不是惊讶于北极会下雪,这再正常不过的事情。
而是那种来自童年记忆深处的几乎被遗忘的悸动,在那一瞬间苏醒了。
他是南方人。
在来到北极之前,他人生中见过的雪,屈指可数。
一次是2008年,那场暴雪,让他不常下雪的家乡下了一场大雪。
那时候算是他记忆最为深刻的一次,后面就是参加工作后,去北方旅行见到了几次。
然后就是此时此刻了。
“这雪可真漂亮,整个世界都是一片白色!”
他站在庇护所门口,像被施了定身咒,只是仰着头,任由雪花落在脸上,融化,留下微凉的湿意。
然后,他笑了。
不是平时那种温和或满足的笑,而是一种近乎孩童的纯粹欣喜的笑。
他迈出第一步,靴子踩在已经积累的雪层上,发出“嘎吱”的轻响。
这声音让他眼睛更亮,他又踩了一脚,更重些,“嘎吱——”。
“嘿嘿,这声音真好听。
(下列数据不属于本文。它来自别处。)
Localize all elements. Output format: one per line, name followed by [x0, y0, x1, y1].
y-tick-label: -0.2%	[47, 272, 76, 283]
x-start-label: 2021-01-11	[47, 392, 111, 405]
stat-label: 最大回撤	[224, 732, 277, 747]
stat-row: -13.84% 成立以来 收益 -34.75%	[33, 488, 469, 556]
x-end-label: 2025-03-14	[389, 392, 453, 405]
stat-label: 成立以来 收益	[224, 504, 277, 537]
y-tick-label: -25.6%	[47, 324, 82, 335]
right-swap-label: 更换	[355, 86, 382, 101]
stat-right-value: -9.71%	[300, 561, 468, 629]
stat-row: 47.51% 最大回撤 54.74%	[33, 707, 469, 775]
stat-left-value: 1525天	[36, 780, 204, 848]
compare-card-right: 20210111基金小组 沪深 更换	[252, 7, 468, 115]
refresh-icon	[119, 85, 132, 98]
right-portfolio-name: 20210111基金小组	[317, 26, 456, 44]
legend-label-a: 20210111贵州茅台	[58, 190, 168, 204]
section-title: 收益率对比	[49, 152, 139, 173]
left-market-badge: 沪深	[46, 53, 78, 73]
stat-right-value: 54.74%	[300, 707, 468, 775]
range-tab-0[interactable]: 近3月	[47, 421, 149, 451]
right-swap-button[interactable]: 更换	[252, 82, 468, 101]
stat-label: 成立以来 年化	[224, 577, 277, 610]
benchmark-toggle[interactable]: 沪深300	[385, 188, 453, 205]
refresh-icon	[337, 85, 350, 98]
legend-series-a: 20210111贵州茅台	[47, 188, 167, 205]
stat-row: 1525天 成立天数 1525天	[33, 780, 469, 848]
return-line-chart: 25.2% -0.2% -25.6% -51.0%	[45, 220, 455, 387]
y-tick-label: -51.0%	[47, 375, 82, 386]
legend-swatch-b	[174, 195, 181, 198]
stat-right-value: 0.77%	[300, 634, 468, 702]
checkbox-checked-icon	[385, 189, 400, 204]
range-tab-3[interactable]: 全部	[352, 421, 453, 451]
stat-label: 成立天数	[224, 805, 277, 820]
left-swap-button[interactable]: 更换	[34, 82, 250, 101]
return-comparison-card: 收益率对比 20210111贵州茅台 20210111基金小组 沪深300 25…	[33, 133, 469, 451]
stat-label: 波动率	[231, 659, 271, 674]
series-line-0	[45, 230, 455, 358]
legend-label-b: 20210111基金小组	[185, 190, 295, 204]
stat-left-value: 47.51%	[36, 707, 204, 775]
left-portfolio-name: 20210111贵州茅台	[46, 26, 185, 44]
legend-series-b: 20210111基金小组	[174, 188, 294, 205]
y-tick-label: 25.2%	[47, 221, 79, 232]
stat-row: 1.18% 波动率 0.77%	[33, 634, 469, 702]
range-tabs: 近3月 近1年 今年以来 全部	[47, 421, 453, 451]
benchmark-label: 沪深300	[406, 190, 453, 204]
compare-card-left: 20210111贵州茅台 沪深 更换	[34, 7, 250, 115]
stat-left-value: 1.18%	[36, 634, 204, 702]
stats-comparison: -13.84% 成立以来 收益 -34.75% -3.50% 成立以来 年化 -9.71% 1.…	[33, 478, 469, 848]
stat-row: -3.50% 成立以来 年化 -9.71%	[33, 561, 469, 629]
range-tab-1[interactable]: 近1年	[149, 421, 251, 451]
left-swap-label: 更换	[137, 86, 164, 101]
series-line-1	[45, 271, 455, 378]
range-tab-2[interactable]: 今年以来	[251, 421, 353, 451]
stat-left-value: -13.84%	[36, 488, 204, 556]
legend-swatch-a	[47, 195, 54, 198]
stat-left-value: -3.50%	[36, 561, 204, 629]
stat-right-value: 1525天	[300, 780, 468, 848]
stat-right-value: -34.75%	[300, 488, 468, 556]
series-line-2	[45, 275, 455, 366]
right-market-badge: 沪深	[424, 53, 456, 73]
”
秦长风一边说着,一边却是直接躺在了雪地里,然后张着嘴让天上的雪花飘进嘴里。
看着他这奇怪的举动,直播间的评论区却是一片沸腾,五花八门的言论层出不穷。
“哈哈哈,一看秦长风的反应,就知道他是南方人,瞧他那没见过雪的样子。”
“他的反应我可太懂了!我广东人,第一次在BJ见到大雪时也是这个反应,就想直接躺雪地上。”
“哈哈,看他的表情,完全就是小孩拿到新玩具的样子!”
“平时那么沉稳靠谱,突然变三岁,我也是服了,这就是南方人见到雪的反应吗?也太可爱了吧!”
秦长风蹲下身,摘掉手套,直接用手去捧雪。
雪粉细腻冰凉,在他掌心聚成松散的一团,双手合拢,轻轻按压,一个歪歪扭扭的雪球诞生了。
虽然小,虽然不圆,虽然很快就因为手的温度开始融化,但那是真正的、他自己团出来的雪球。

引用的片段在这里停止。